The company also confirmed that no products will be discontinued and that customers of both brands won’t notice a difference “initially”.

“However with the scale we have now we’ll be able to combine our teams and with our wonderful people we can provide much better support to our customers,” Calabro said.

“Over time we will be able to introduce new products and services that can make our customers’ lives easier and unlock new potential for our customers.”

Both companies boast a strong journey so far

HungryHungry’s end-to-end ordering and payment platform was co-founded in 2019 by Shannon Hautot and Mark Calabro. The company raised $2 million in Series A in 2022, driven by the increased demand for innovation during the COVID-19 pandemic.

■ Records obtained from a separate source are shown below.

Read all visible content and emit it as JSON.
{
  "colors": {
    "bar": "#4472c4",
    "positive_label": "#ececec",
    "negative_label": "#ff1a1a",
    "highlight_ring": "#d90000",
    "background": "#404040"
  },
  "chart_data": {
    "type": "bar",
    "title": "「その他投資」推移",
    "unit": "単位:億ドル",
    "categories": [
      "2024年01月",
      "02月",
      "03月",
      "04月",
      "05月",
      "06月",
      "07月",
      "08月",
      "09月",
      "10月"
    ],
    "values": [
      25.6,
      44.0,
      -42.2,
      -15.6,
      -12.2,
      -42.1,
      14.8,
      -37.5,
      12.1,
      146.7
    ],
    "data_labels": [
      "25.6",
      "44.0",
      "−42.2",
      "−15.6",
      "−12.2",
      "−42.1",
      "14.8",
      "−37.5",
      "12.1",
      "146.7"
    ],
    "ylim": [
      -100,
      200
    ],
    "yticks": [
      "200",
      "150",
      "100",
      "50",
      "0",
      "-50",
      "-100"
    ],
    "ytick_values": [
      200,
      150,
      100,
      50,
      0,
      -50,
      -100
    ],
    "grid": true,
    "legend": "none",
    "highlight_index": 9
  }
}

New Zealand’s MOBI was founded in 2010 and focuses on the enterprise space. It has over 3,000 hospitality businesses using its platform and claims $500 million in customer transactions annually. It also raised $10 million in Series B back in 2021.

It’s certainly been quite the year for hospitality mergers, with rivals Mr Yum and me&u making a similar move in late 2023.

However, according to HungryHungry, its union with MOBI is under much different circumstances.

Both Mr Yum and me&u laid off staff across 2023 and 2022 respectively, despite the $100 million in capital the former had raised in 2021.

Comparatively, HungryHungry’s chairman Brodie Arnold confirmed that both businesses are coming into the merger cash flow positive, EBITDA positive and debt free.

“For HungryHungry it gives us an instant launching pad into the North American market to expand our offering. For the whole group we get a much broader mix of products and domain experience and a founder-led mentality of innovation and pushing the boundaries,” Calabro said.

The new business will combine consumer-facing technology to attract new customers for venues while offering a white-label platform for brands to engage customers and build loyalty.

The future of HungryHungry and MOBI under one company

Leadership will be under HungryHungry’s Hautot and Calabro, following MOBI founder Tarik Mallet’s exit in 2022.

Hautot and Calabro have a background in the space with OrderMate, which they sold to MSL Solutions in 2021.

“Having been in this space for over two decades It’s a rare opportunity to witness two strong, established and profitable companies come together with a vision of combining forces to deliver massive value for customers,” Hautot said.

“We may be the underdogs in our space, having only raised a fraction of outside capital compared with some of our peers, but that means we’ve had to be very efficient and respectful with how we spend our investors’ money.”

Calabro went on to confirm that the merger will allow the new company to launch a new payment product called HungryPay.

“HungryPay is a completely ground-breaking product that allows consumers to split their bill in a shared live environment with friends using their own phone at a restaurant,” Calabro said.

“We’ve soft launched it in Australia and believe there’s a big market locally that we can tackle, however this product is really designed and built for the US market where it has great product market fit due to their hospitality service model and a total addressable market that dwarfs Australia.”